The beta release, revealed June 30, provides Claude Pro, Max, Group, and Enterprise users access to an application created to help researchers work throughout literature evaluation, information analysis, figure generation, manuscript improvement, and computational workflows. Anthropic said Claude Science is available on macOS and Linux, and can run locally, on remote machines over SSH, or through a high-performance computing login node.
The launch belongs to a wider push by AI companies to turn general-purpose assistants into domain-specific workbenches for professional users.

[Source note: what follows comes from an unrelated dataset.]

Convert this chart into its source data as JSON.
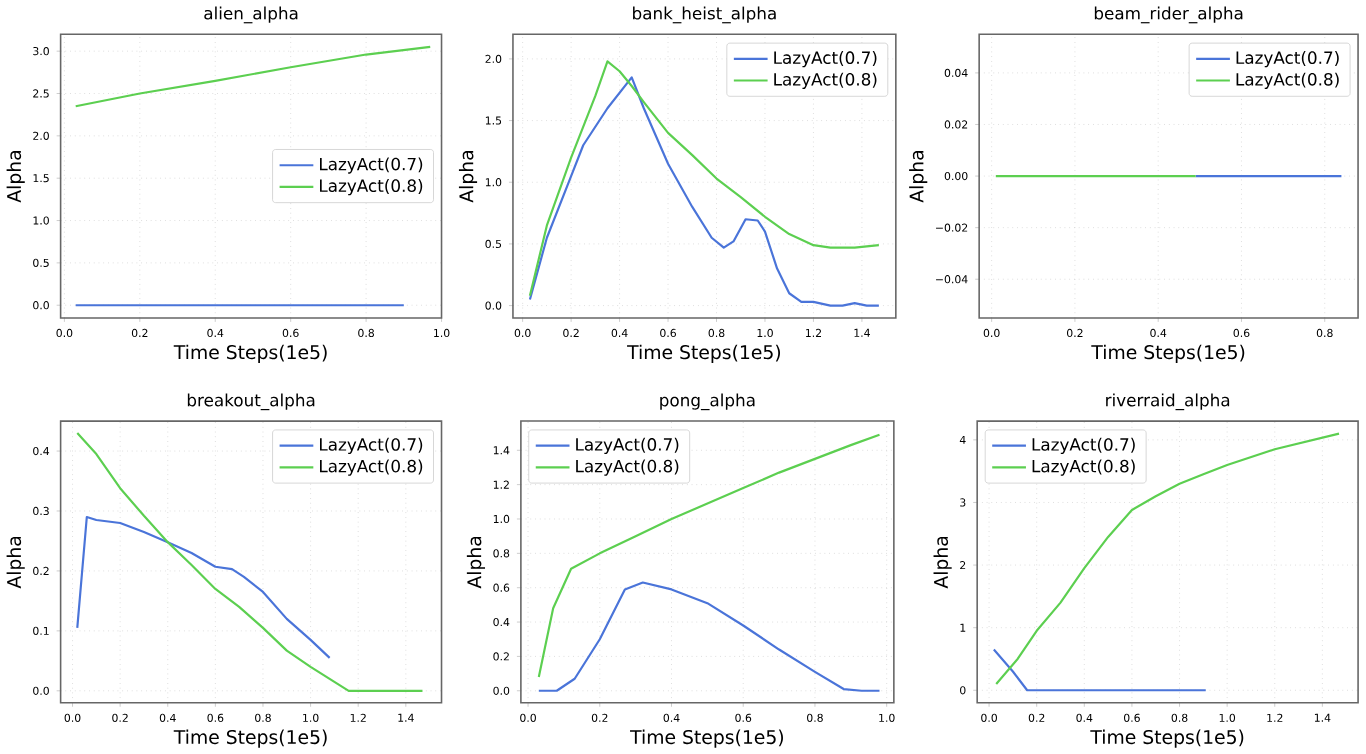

In life sciences, that means moving beyond chat-based summarization towards representatives that can query databases, compose and run code, examine outputs, maintain research study history, and connect to scientific tools already utilized by labs.
Anthropic said Claude Science brings fragmented scientific tools into a single research environment. The app can work with tools such as PubMed, Jupyter, R, cluster terminals, and domain-specific scientific databases, while protecting an auditable history of how outputs were produced.
Users communicate with a generalist collaborating representative that has access to more than 60 curated abilities and ports set up for genomics, single-cell analysis, proteomics, structural biology, cheminformatics, and other research study locations. The system can also utilize expert agents developed by users, and consists of a reviewer agent that inspects citations and calculations, flagging and correcting mistakes, according to Anthropic.
A main claim in the launch is reproducibility. When Claude Science creates a figure, it consists of the code and environment utilized to develop it, a plain-language description of the procedure, and the message history leading up to the output. The company stated that history is intended to make results much easier to verify and replicate later on.
That focus is likely to matter for researchers and enterprise AI purchasers. Scientific AI tools might be evaluated less by whether they can produce possible responses and more by whether their work can be traced, challenged, repeated, and integrated into recognized review processes.
NVIDIA’s function comes through its BioNeMo Representative Toolkit, which the chipmaker revealed June 23. Anthropic said Claude Science utilizes BioNeMo Agent Toolkit skills to connect to life sciences designs and libraries in BioNeMo, including Evo 2, Boltz-2, and OpenFold3.
NVIDIA describes BioNeMo Representative Toolkit as a set of domain-specific tools and skills for agentic life sciences workflows. The toolkit includes NVIDIA life sciences libraries, tools, and open models, and is created to help representatives collect proof, reason throughout findings, run computational experiments, and advise next steps.